Я была слишком молода и глупа, чтобы понять, что одержала победу и могу теперь делать с Нэдом все, что захочу. Я даже не поняла, что его звонок означал полную капитуляцию. Я просто потеряла голову от радости и могла лишь лепетать в трубку:
— Милый, милый, родной.
В тот вечер, когда мы встретились, я была воплощением трогательного раскаяния и заискивающей покорности, которой даже сама устыдилась. Но не следует думать, что сильные чувства не могут ужиться со стыдом и не мирятся с ним, как со случайным попутчиком.
Вначале Нэд был сдержан, небрежно поцеловал меня и попросил поторопиться, так как мы уже опаздывали. Но когда мы выехали на тихое, усыпанное листьями шоссе, он остановил машину и целовал меня так, что я замирала от восторга, ибо почувствовала, что наконец он увидел во мне женщину, такую же женщину, как Ванда, а не просто ребенка. Это пугало, тревожило, но это было чудесно. И это заставило меня с большим усердием, чем я того хотела, бичевать себя за нашу размолвку: он слушал, пока я не выговорилась до конца, с самодовольной улыбкой владыки, выслушивающего донесения о победах.
И все же он сделал мне одну маленькую уступку.
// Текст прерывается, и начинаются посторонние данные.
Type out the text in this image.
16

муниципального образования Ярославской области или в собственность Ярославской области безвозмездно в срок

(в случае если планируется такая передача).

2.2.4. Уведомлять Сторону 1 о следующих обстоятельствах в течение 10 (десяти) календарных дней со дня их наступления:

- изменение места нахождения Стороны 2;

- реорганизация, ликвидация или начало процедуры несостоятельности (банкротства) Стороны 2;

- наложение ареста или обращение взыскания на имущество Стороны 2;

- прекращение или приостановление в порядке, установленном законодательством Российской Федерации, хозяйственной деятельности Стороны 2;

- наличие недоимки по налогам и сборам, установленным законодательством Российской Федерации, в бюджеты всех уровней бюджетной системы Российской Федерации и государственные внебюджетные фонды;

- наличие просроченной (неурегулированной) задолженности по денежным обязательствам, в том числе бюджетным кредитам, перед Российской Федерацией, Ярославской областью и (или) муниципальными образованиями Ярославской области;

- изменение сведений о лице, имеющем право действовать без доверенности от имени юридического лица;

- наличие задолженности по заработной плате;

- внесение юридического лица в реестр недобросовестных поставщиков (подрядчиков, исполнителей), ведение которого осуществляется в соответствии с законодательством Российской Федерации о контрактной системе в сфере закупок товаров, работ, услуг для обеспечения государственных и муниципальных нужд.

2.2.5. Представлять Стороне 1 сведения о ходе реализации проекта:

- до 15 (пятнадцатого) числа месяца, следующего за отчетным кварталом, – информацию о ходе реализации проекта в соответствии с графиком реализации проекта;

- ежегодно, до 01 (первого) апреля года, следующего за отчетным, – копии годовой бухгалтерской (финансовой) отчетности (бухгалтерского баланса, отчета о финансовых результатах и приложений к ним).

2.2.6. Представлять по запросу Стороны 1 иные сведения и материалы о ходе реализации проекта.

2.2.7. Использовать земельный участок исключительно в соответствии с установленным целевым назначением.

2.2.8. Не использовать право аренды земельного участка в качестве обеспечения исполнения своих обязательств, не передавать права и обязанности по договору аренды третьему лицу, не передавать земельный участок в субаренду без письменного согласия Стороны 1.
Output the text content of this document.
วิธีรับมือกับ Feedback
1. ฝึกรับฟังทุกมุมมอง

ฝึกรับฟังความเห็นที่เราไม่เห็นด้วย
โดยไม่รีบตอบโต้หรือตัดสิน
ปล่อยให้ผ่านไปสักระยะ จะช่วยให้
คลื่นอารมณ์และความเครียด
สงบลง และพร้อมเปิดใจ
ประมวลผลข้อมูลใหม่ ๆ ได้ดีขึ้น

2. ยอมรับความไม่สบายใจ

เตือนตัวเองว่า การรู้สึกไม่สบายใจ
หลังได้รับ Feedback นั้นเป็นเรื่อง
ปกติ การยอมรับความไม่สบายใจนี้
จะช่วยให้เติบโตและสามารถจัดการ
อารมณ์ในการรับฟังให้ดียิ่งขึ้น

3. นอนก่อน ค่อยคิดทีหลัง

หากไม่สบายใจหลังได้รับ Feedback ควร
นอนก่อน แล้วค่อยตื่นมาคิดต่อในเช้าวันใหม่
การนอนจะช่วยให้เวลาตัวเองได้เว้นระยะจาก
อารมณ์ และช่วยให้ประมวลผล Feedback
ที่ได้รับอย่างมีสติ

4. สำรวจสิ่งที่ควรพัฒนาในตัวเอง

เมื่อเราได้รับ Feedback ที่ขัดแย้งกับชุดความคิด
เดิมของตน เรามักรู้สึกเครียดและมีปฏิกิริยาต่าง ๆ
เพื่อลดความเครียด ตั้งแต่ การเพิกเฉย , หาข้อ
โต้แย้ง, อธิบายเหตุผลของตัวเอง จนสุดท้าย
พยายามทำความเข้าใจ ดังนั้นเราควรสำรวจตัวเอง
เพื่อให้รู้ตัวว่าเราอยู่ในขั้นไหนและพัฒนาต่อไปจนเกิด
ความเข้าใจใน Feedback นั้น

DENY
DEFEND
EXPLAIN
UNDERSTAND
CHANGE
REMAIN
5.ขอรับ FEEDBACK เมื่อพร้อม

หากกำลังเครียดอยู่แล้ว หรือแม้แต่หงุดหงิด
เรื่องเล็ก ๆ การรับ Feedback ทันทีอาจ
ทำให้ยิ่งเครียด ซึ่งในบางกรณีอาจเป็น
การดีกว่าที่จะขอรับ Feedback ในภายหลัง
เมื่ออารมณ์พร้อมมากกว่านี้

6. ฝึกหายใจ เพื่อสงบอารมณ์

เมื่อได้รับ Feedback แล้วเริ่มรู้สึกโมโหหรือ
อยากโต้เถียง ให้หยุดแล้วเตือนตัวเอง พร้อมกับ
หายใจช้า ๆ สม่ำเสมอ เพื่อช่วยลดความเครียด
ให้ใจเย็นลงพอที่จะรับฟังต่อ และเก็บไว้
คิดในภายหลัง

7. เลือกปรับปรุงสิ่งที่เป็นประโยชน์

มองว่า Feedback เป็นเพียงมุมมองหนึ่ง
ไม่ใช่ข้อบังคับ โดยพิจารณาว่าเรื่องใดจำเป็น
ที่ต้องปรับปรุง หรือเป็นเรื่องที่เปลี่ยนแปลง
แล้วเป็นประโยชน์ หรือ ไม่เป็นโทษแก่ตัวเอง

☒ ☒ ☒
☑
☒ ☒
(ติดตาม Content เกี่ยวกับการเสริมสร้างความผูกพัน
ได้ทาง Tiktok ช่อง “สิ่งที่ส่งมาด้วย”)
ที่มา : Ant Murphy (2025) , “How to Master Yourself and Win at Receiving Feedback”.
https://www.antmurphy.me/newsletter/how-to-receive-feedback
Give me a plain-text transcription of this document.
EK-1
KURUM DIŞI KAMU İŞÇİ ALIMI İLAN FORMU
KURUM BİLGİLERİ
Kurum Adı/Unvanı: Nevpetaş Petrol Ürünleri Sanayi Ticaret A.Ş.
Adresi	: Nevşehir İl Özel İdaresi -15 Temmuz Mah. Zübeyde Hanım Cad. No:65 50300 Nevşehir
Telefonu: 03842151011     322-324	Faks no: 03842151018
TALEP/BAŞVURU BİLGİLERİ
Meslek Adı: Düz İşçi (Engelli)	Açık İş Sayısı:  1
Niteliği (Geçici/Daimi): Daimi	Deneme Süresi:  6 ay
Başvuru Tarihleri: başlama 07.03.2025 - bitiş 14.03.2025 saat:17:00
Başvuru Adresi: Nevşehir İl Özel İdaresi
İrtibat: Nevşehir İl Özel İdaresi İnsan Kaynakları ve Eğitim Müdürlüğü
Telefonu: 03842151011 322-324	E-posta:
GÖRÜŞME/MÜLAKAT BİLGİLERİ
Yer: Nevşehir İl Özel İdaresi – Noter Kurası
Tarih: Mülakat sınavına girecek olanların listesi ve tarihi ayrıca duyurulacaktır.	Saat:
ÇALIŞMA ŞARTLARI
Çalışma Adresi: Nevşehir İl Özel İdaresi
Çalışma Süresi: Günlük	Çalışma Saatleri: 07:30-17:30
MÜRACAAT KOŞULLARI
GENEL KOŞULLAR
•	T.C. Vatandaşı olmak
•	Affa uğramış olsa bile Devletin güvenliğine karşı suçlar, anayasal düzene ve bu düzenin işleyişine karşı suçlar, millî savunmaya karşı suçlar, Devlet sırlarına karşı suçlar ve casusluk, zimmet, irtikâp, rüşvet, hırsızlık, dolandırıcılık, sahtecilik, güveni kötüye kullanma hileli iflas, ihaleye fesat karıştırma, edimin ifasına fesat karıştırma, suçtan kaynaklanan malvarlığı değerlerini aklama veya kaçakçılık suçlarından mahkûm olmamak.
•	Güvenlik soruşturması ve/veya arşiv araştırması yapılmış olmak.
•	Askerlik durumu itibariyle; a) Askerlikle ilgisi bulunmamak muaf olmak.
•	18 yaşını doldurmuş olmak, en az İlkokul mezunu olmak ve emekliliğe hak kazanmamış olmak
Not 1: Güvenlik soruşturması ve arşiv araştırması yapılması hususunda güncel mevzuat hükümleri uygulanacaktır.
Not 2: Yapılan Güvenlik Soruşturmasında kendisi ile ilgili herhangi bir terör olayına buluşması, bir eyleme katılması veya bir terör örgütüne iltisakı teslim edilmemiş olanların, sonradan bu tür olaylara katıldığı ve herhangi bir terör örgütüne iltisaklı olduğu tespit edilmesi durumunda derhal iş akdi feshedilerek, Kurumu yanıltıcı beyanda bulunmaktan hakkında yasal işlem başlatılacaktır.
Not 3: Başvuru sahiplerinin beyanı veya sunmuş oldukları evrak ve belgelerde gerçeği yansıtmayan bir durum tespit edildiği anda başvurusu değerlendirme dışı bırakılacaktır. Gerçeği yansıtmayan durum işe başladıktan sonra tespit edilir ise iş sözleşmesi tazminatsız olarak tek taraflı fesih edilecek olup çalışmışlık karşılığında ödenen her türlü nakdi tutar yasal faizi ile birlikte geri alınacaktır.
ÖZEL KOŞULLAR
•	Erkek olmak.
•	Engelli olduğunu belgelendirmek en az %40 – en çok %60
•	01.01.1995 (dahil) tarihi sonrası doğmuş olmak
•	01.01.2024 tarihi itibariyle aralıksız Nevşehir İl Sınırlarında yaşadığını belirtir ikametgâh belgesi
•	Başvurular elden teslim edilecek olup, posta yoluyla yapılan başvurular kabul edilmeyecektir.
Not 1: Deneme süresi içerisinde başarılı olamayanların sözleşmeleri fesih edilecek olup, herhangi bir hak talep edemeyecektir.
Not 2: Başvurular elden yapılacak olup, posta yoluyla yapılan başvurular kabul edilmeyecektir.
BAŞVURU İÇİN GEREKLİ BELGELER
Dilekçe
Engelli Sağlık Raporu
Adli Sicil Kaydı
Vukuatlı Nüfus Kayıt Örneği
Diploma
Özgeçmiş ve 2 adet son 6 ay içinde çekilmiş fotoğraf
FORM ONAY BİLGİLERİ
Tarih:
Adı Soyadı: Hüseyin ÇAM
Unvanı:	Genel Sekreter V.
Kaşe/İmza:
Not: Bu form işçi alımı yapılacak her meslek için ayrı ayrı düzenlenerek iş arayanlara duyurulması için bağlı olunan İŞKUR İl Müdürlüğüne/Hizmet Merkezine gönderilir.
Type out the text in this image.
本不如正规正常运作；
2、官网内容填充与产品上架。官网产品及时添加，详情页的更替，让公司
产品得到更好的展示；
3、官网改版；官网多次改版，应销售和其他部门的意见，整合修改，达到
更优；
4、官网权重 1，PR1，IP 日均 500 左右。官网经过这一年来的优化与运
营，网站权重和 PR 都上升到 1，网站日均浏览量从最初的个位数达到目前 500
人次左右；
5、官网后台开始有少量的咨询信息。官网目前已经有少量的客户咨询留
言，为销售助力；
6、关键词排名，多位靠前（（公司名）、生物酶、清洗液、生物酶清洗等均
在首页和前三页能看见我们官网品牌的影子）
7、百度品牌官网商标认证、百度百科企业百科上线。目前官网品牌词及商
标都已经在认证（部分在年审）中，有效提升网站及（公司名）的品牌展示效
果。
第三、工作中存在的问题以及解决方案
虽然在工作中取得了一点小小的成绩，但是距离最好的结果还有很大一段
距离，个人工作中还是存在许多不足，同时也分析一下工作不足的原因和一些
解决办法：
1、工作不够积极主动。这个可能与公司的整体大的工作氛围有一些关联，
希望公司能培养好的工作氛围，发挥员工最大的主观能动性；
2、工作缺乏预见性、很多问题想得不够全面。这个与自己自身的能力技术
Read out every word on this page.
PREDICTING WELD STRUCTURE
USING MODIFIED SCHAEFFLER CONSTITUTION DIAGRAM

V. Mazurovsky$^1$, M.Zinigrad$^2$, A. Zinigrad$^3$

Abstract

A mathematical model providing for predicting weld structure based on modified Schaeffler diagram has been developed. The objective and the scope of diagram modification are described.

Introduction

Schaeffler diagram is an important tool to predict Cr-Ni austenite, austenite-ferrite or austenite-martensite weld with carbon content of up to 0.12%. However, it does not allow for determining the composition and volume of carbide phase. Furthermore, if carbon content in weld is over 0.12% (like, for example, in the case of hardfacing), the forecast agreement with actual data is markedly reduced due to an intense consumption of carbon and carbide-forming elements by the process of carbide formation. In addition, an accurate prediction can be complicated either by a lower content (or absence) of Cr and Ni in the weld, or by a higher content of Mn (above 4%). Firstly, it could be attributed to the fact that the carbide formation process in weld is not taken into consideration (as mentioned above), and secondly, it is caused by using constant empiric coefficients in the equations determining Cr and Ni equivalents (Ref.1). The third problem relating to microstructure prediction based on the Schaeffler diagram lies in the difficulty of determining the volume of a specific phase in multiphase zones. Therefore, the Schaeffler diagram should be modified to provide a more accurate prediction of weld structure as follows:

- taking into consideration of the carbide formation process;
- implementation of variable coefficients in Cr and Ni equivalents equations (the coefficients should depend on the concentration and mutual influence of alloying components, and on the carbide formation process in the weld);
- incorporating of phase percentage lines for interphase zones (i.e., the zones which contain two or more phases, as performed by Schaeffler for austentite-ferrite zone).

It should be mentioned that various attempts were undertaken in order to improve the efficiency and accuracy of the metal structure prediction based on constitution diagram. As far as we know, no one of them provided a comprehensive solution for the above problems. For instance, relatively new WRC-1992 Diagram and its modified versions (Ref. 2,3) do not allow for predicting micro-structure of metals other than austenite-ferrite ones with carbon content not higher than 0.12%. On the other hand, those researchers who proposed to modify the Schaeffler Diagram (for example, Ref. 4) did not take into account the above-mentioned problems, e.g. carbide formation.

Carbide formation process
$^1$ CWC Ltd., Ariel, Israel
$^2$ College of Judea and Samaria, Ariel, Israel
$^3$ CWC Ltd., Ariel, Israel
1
Заводя машину, он сказал:
— Знаешь, дружище, в эту неделю мы получили неплохой доход от сделок по продаже. Дела идут в гору.
— Я знала, что так будет! — воскликнула я, изо всех сил стараясь, чтобы он прочел в моем взоре безграничную веру и беспредельную любовь. На какую-то робкую долю секунды у меня мелькнула мысль, не напоминает ли мой взгляд классическую собачью преданность. Но в этот вечер я знала, рискованно было делать подобные сравнения.
Когда мы сидели в баре над рекой, Нэд вдруг стал загадочным и молчаливым; он односложно отвечал на мои замечания и смотрел на меня с тем сосредоточенным интересом, с каким опытный покупатель в последний раз оглядывает облюбованную им покупку. Два чувства — уверенность в моей власти над Нэдом и робость — одновременно овладели мною; потом они причудливо слились в одно совсем новое чувство. В полумраке бара, в темных с позолотой зеркалах, множилась вереница огней — от лимонно-желтых язычков стенных бра до крохотных алых вспышек сигарет. Я увидела и свое лицо, странно порозовевшее от красного плюша кресел или от пристального взгляда Нэда.